The part of the kotha where I had lain down was wet and muddy and close to a wall that had a big hole in it. Through this hole came chilly air, making me shiver. I had made a blunder by underestimating the weather, as it was summer. The blankets I had didn’t work, but thanks to Junaid for providing me with a sleeping bag.
In the kotha I observed a lack of collective concern. Everybody was concerned only for their own cover. At such places one should also think of the safety and health of others.
Trekking throughout the day was showing its effects now. My legs were in pain and I kept tossing and turning till 3am. The intensity of the cold was such that others also woke up and after a round of tea was served, we felt some relief.
In the morning it was decided that we were not going to hike. I along with Adnan and Salim went to check out the surrounding areas.

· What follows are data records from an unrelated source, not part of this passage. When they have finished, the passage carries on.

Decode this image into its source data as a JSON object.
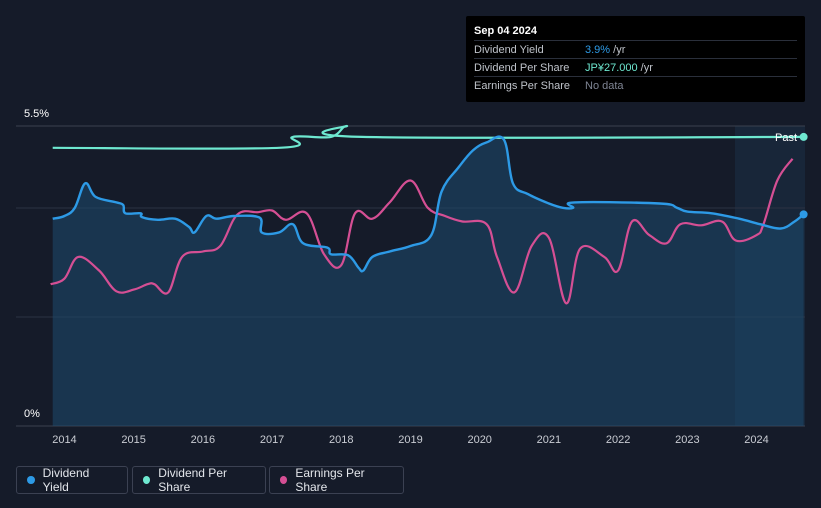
{
  "tooltip": {
    "date": "Sep 04 2024",
    "rows": [
      {
        "label": "Dividend Yield",
        "value": "3.9%",
        "unit": " /yr",
        "color": "#2d9ae6"
      },
      {
        "label": "Dividend Per Share",
        "value": "JP¥27.000",
        "unit": " /yr",
        "color": "#6ee8d0"
      },
      {
        "label": "Earnings Per Share",
        "value": "No data",
        "unit": "",
        "color": "#7f8594"
      }
    ]
  },
  "past_label": "Past",
  "legend": [
    {
      "label": "Dividend Yield",
      "color": "#2d9ae6"
    },
    {
      "label": "Dividend Per Share",
      "color": "#6ee8d0"
    },
    {
      "label": "Earnings Per Share",
      "color": "#d54f94"
    }
  ],
  "chart_data": {
    "type": "line",
    "title": "",
    "xlabel": "",
    "ylabel": "",
    "x_ticks": [
      "2014",
      "2015",
      "2016",
      "2017",
      "2018",
      "2019",
      "2020",
      "2021",
      "2022",
      "2023",
      "2024"
    ],
    "y_tick_labels": [
      "5.5%",
      "0%"
    ],
    "xlim": [
      2013.3,
      2024.7
    ],
    "ylim": [
      0,
      5.5
    ],
    "series": [
      {
        "name": "Dividend Yield",
        "color": "#2d9ae6",
        "unit": "%",
        "points": [
          [
            2013.83,
            3.8
          ],
          [
            2014.0,
            3.85
          ],
          [
            2014.15,
            4.0
          ],
          [
            2014.3,
            4.45
          ],
          [
            2014.45,
            4.2
          ],
          [
            2014.75,
            4.1
          ],
          [
            2014.85,
            4.05
          ],
          [
            2014.88,
            3.9
          ],
          [
            2015.1,
            3.9
          ],
          [
            2015.12,
            3.83
          ],
          [
            2015.35,
            3.78
          ],
          [
            2015.6,
            3.8
          ],
          [
            2015.8,
            3.65
          ],
          [
            2015.88,
            3.55
          ],
          [
            2016.05,
            3.85
          ],
          [
            2016.2,
            3.8
          ],
          [
            2016.45,
            3.85
          ],
          [
            2016.82,
            3.82
          ],
          [
            2016.85,
            3.55
          ],
          [
            2017.1,
            3.55
          ],
          [
            2017.3,
            3.7
          ],
          [
            2017.45,
            3.35
          ],
          [
            2017.8,
            3.27
          ],
          [
            2017.85,
            3.15
          ],
          [
            2018.1,
            3.13
          ],
          [
            2018.25,
            2.9
          ],
          [
            2018.32,
            2.85
          ],
          [
            2018.45,
            3.1
          ],
          [
            2018.7,
            3.2
          ],
          [
            2019.0,
            3.3
          ],
          [
            2019.3,
            3.5
          ],
          [
            2019.45,
            4.3
          ],
          [
            2019.7,
            4.75
          ],
          [
            2019.9,
            5.05
          ],
          [
            2020.1,
            5.2
          ],
          [
            2020.35,
            5.25
          ],
          [
            2020.48,
            4.45
          ],
          [
            2020.7,
            4.25
          ],
          [
            2021.0,
            4.08
          ],
          [
            2021.2,
            4.0
          ],
          [
            2021.35,
            4.0
          ],
          [
            2021.37,
            4.1
          ],
          [
            2022.6,
            4.08
          ],
          [
            2022.85,
            4.0
          ],
          [
            2023.0,
            3.93
          ],
          [
            2023.35,
            3.9
          ],
          [
            2023.75,
            3.8
          ],
          [
            2024.05,
            3.7
          ],
          [
            2024.35,
            3.62
          ],
          [
            2024.55,
            3.75
          ],
          [
            2024.68,
            3.88
          ]
        ]
      },
      {
        "name": "Dividend Per Share",
        "color": "#6ee8d0",
        "unit": "JP¥",
        "points": [
          [
            2013.83,
            5.1
          ],
          [
            2017.1,
            5.1
          ],
          [
            2017.3,
            5.3
          ],
          [
            2017.85,
            5.3
          ],
          [
            2018.08,
            5.5
          ],
          [
            2018.3,
            5.3
          ],
          [
            2024.68,
            5.3
          ]
        ]
      },
      {
        "name": "Earnings Per Share",
        "color": "#d54f94",
        "unit": "JP¥",
        "points": [
          [
            2013.8,
            2.6
          ],
          [
            2014.0,
            2.7
          ],
          [
            2014.2,
            3.1
          ],
          [
            2014.5,
            2.85
          ],
          [
            2014.75,
            2.47
          ],
          [
            2015.0,
            2.5
          ],
          [
            2015.2,
            2.6
          ],
          [
            2015.3,
            2.6
          ],
          [
            2015.5,
            2.45
          ],
          [
            2015.7,
            3.1
          ],
          [
            2016.0,
            3.2
          ],
          [
            2016.25,
            3.3
          ],
          [
            2016.5,
            3.88
          ],
          [
            2016.8,
            3.92
          ],
          [
            2017.0,
            3.95
          ],
          [
            2017.2,
            3.78
          ],
          [
            2017.5,
            3.9
          ],
          [
            2017.75,
            3.15
          ],
          [
            2018.0,
            2.95
          ],
          [
            2018.2,
            3.9
          ],
          [
            2018.45,
            3.8
          ],
          [
            2018.7,
            4.1
          ],
          [
            2019.0,
            4.5
          ],
          [
            2019.25,
            4.0
          ],
          [
            2019.5,
            3.85
          ],
          [
            2019.75,
            3.75
          ],
          [
            2020.1,
            3.7
          ],
          [
            2020.25,
            3.1
          ],
          [
            2020.5,
            2.45
          ],
          [
            2020.75,
            3.3
          ],
          [
            2021.0,
            3.45
          ],
          [
            2021.25,
            2.25
          ],
          [
            2021.45,
            3.25
          ],
          [
            2021.8,
            3.1
          ],
          [
            2022.0,
            2.85
          ],
          [
            2022.2,
            3.75
          ],
          [
            2022.45,
            3.5
          ],
          [
            2022.7,
            3.35
          ],
          [
            2022.9,
            3.7
          ],
          [
            2023.2,
            3.68
          ],
          [
            2023.5,
            3.75
          ],
          [
            2023.7,
            3.4
          ],
          [
            2024.0,
            3.5
          ],
          [
            2024.1,
            3.7
          ],
          [
            2024.3,
            4.5
          ],
          [
            2024.52,
            4.9
          ]
        ]
      }
    ]
  }
}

After crossing a nearby mountain, we reached a breathtaking view point. It was a sunny day, the mountains covered with thick layers of snow across the river shining in the light. We saw some lizards and took their pictures. I remembered the soldier’s words about mobile network working somewhere around where we were. I put on my cell phone’s aeroplane mode on when I turned it off, the network came. After spending some time on social networking sites, we sent a message of our being safe and secure to our families.
Next morning, we all left towards Sheera Sar, the ‘Lake of Spirits’. On the way we saw some interesting sights: a small river passing under a roof of rocks, an animal like a cat but bigger in size, one I had never seen before. We moved along the bank of the river that originates from the lake and followed it, walking in a queue like a column of soldiers. A large number of sheep were grazing in Minimarg. We reached snowy terrain and crossed the river through a bridge made of ice. We saw a small range of mountains – bare, rough, and almost vertical, like those usually found in Ladakh.
Sheera Sar, at first sight, is like seeing the Taj Mahal. It is such a beautiful and breathtaking lake, with mountains thickly covered with layers of snow providing pure and fresh water to it. The water was shining like a mirror, reflecting sun rays, and it was difficult to take in the entire view at once. Some nomadic boys were busy catching fish with their rods dipped into the lake. I was getting irritated by the excessive photography by my companions. Small iceberg-like pieces were floating in the lake, adding more charm to it. The lake serves as the base camp for the climb to Harmukh’s summit. According to my neighbour, a young man who has extensively explored the area from Sheera Sar to Gangbal Lake, there are fifteen small and big lakes in this region.
Suddenly, the weather changed. Black clouds started hovering over us and we made our way back quickly to the kotha in Kubi. On our fourth and last day, we left for home.
I just want to convey a small message that whenever you go for camping there, make sure to keep the place neat and clean. Don’t leave any waste, particularly polythene.